One Thousand Gifts, Part 2




11) Firewood
12) Chris teaching me to build my own fires
13) A fire on a cold day
14) Christmas lights everywhere
15) Christmas trees...especially real
16) Caleb likes squash!
17) The chance to sell books on eBay
18) Our Concept2 Indoor Rowing Machine
19) Jack Russell Terriers--Eowyn
20) The Church Nursery
21) Non-Mommy Time (a time for me to get away without Caleb)
22) Caleb sleeping in the car (almost like Non-Mommy Time)
23) Being able to stay home with Caleb
24) Have both sides of the family so close to us
25) My Small Group
26) Netflix
27) Criminal Minds--my guilty pleasure on tv
28) Our Teaching Pastor turning the Bible alive each Wednesday night
29) Voice of the Martyrs
30) Dates with Chris
31) How readily available babysitting is for us...usually just one phone call away (even last minute)
32) How supportive and encouraging Chris is with my crazy ideas





Tuesday, November 28, 2006

I am having a rough moment right now. I put Caleb down in his crib hoping he would fall asleep and take his nap. For a long time I've allowed him to nap in his swing or on my bed and without any sort of a schedule. I've known that "forcing" him to spend time in his crib was inevitable but I just didn't want to listen to his cries. Well, I've finally done it and he is squawking his head off right now. Have strength, Mommy, have strength. Whoo!

One Thousand Gifts...



It sure has been forever since I've been here.
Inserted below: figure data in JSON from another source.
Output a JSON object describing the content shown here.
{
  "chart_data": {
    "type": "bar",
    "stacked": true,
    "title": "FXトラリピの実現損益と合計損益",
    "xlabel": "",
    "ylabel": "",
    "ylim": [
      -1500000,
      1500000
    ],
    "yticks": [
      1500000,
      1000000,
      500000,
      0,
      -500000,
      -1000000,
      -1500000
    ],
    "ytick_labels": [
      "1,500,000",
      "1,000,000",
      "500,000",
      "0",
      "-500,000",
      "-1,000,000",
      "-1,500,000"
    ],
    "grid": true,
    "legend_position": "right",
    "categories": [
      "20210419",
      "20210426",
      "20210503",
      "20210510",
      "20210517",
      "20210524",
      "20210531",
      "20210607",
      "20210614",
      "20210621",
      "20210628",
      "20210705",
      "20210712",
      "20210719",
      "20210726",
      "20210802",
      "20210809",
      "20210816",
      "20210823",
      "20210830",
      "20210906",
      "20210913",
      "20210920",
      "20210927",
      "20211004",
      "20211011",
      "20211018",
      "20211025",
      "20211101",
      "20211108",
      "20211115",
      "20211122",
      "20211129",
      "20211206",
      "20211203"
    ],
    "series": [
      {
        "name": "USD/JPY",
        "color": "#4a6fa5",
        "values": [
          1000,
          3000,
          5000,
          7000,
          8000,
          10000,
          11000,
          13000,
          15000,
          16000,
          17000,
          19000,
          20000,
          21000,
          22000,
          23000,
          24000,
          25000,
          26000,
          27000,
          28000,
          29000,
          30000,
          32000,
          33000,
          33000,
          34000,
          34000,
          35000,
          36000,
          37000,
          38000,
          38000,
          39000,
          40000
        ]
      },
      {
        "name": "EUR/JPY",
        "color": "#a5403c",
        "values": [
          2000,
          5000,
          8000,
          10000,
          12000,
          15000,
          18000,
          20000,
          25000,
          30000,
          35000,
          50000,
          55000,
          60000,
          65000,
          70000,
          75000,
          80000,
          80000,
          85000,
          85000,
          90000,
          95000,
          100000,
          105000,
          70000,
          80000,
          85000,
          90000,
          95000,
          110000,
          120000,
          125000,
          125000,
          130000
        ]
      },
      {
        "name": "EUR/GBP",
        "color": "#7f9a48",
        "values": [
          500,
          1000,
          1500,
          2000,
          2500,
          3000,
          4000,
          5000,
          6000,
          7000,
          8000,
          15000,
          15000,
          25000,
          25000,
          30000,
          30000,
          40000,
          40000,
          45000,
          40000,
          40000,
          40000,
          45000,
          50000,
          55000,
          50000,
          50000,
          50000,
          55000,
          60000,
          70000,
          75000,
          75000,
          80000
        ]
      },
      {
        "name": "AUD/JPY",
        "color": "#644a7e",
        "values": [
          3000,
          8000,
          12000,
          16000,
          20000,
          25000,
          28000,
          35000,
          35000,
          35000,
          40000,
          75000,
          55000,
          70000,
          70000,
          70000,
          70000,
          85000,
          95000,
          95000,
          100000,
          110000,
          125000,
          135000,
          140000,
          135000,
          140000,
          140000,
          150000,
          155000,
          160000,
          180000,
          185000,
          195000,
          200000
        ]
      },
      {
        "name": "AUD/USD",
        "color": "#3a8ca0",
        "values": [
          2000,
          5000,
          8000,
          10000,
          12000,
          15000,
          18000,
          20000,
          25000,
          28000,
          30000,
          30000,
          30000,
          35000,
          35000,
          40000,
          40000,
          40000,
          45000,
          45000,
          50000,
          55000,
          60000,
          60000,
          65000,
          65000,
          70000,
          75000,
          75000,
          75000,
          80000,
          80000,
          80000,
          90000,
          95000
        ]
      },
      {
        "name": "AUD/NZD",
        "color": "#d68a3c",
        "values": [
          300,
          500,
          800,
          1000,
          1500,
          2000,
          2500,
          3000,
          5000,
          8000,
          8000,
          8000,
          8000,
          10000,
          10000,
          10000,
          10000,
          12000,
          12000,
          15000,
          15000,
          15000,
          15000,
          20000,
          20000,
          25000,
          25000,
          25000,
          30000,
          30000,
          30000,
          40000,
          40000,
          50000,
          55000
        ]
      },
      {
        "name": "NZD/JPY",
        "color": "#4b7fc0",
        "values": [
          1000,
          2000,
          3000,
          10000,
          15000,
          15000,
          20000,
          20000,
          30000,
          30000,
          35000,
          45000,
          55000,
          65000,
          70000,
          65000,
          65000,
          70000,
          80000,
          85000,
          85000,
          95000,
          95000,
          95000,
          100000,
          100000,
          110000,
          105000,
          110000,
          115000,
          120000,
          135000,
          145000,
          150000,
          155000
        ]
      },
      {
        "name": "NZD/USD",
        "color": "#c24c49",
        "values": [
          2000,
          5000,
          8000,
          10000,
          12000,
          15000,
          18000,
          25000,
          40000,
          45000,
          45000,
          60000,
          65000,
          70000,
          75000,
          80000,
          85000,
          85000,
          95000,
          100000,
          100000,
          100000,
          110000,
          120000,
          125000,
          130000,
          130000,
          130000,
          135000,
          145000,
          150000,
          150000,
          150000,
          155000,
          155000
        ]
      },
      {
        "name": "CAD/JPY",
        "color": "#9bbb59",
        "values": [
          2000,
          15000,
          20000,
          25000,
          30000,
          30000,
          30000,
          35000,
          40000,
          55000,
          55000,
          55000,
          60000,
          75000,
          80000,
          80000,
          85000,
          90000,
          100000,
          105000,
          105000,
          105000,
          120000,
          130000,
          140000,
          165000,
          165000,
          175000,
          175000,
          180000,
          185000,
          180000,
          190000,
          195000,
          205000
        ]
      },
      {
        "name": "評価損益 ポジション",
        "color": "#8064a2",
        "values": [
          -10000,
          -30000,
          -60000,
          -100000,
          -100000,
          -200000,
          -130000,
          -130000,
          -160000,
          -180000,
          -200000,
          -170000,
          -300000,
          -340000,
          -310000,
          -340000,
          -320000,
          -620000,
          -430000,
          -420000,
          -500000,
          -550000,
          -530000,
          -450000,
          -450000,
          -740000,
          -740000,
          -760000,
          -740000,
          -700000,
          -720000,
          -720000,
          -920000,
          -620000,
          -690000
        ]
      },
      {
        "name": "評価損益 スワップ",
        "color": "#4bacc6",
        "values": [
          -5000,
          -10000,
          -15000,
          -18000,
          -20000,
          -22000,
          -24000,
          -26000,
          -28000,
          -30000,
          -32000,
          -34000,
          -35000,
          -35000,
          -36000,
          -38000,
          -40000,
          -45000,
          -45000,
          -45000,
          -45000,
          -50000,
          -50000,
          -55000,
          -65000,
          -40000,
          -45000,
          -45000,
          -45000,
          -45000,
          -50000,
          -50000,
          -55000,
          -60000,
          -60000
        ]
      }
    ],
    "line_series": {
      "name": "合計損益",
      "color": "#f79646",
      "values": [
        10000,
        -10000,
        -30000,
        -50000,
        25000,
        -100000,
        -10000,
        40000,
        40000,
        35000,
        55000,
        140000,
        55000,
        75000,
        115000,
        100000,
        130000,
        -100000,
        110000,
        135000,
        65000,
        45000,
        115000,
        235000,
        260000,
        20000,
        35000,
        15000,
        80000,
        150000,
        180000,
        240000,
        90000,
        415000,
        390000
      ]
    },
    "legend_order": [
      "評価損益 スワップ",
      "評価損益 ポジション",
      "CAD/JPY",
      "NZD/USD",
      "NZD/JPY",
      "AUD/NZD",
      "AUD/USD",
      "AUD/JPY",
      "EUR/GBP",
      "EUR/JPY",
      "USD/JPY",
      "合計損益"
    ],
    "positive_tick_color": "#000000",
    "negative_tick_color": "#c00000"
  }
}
I could say that I am too busy or that I have better things to do. But, the truth is that I just don't want to be honest and vulnerable right now. I've been coming to a lot of conclusions lately as I TRY to regain some sense of a devotional time with God after Caleb's birth. Some of these conclusions have been rather profound...like how much Mom's death has really affected my relationship with God. I guess you could say that God and I are working things out even though the truth is that I am doing the working because God never really changed nor moved in this whole situation. I am sure that more will be said about that whole process. I've been really desiring to write here lately and perhaps it will be good for me to have a creative outlet to be honest and vulnerable but to also have fun. I was told this past weekend that my blog was actually missed by my family and that gave me a twinge of guilt and also motivation to do it again. So, this is what I'm proposing. I am going to do this One Thousand Gifts thing from Christian Women Online to start me off again. I am sure that jotting down One Thousand Gifts in my life will do me and my faith a world of good. I am sure I will probably start out broad and have to start going more and more specific. Here I go...

1) A Wonderful Thanksgiving with both sides of the family
2) Caleb
3) Beautiful Fall Colors
4) The joy of homemade baby food
5) A sweet dog named Eowyn
6) MOPS...thanks ladies at the Savannah Christian Church MOPS group. Y'all are GREAT!!
7) Baby and Doggie toys all over my floor. The clutter reminds me of the love in the family.